The Hill is reporting that Senate Budget Chair Kent Conrad is cautiously open to using reconciliation to solve the HCR conundrum:
The Senate Budget Committee Chairman said Wednesday he’s willing to use special rules to force a final healthcare bill through with a simple majority vote.
Sen. Kent Conrad (D-N.D.) made clear his openness to applying budget reconciliation to healthcare, a position he opposed prior to this week’s special election in Massachusetts, is contingent on the content of the bill.
His comments lend weight to speculation that congressional Democratic leaders plan to have the House pass the Senate healthcare reform without changes, then pass a second bill with changes hashed out between the two chambers' leaders and the White House.
Kent Conrad's is going to be cautious about everything, but this is an encouraging development. It suggests that the Senate really does recognize the difficulty of getting to 218 in the House, as Barney Frank's call to kill the bill suggests.

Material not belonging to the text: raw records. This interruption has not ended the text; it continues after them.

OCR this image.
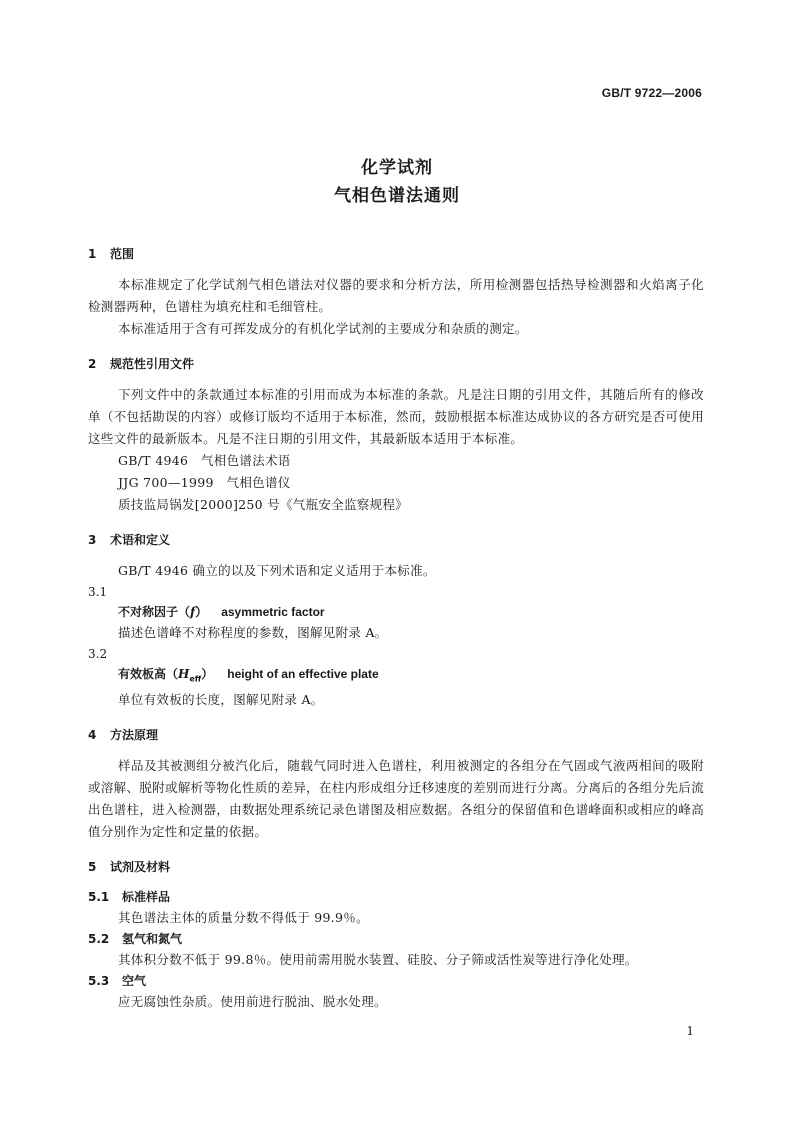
GB/T 9722—2006
化学试剂
气相色谱法通则
1	范围

本标准规定了化学试剂气相色谱法对仪器的要求和分析方法，所用检测器包括热导检测器和火焰离子化检测器两种，色谱柱为填充柱和毛细管柱。

本标准适用于含有可挥发成分的有机化学试剂的主要成分和杂质的测定。

2	规范性引用文件

下列文件中的条款通过本标准的引用而成为本标准的条款。凡是注日期的引用文件，其随后所有的修改单（不包括勘误的内容）或修订版均不适用于本标准，然而，鼓励根据本标准达成协议的各方研究是否可使用这些文件的最新版本。凡是不注日期的引用文件，其最新版本适用于本标准。

GB/T 4946　气相色谱法术语
JJG 700—1999　气相色谱仪
质技监局锅发[2000]250 号《气瓶安全监察规程》
3	术语和定义

GB/T 4946 确立的以及下列术语和定义适用于本标准。

3.1
不对称因子（f） asymmetric factor
描述色谱峰不对称程度的参数，图解见附录 A。
3.2
有效板高$(H_{eff})$ height of an effective plate
单位有效板的长度，图解见附录 A。
4	方法原理

样品及其被测组分被汽化后，随载气同时进入色谱柱，利用被测定的各组分在气固或气液两相间的吸附或溶解、脱附或解析等物化性质的差异，在柱内形成组分迁移速度的差别而进行分离。分离后的各组分先后流出色谱柱，进入检测器，由数据处理系统记录色谱图及相应数据。各组分的保留值和色谱峰面积或相应的峰高值分别作为定性和定量的依据。

5	试剂及材料
5.1	标准样品
其色谱法主体的质量分数不得低于 99.9％。
5.2	氢气和氮气
其体积分数不低于 99.8％。使用前需用脱水装置、硅胶、分子筛或活性炭等进行净化处理。
5.3	空气
应无腐蚀性杂质。使用前进行脱油、脱水处理。
1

"I think the measure that would have passed, that is, some compromise between the House and Senate bill, which I would have voted for, although there were some aspects of both bills I would have liked to see change, I think that's dead," Frank said in an interview Wednesday morning on Sirius-XM Radio. "It is certainly the case that the bill that would have passed, a compromise between the House and Senate bills, isn't going to pass, in my judgment, and certainly shouldn't."
I'm still not entirely sure what Frank was saying there, but with Conrad being at least open to this possibility, the bill needn't be killed. Don't kill the bill, improve the bill. There is still the opportunity to fix it, both in terms of policy and politics, by drafting a reconciliation bill that the House can agree to, and passing it and the Senate bill both.
It's a strange day to be agreeing with Kent Conrad over Barney Frank, but on this one, I do. Don't kill the bill. Fix it.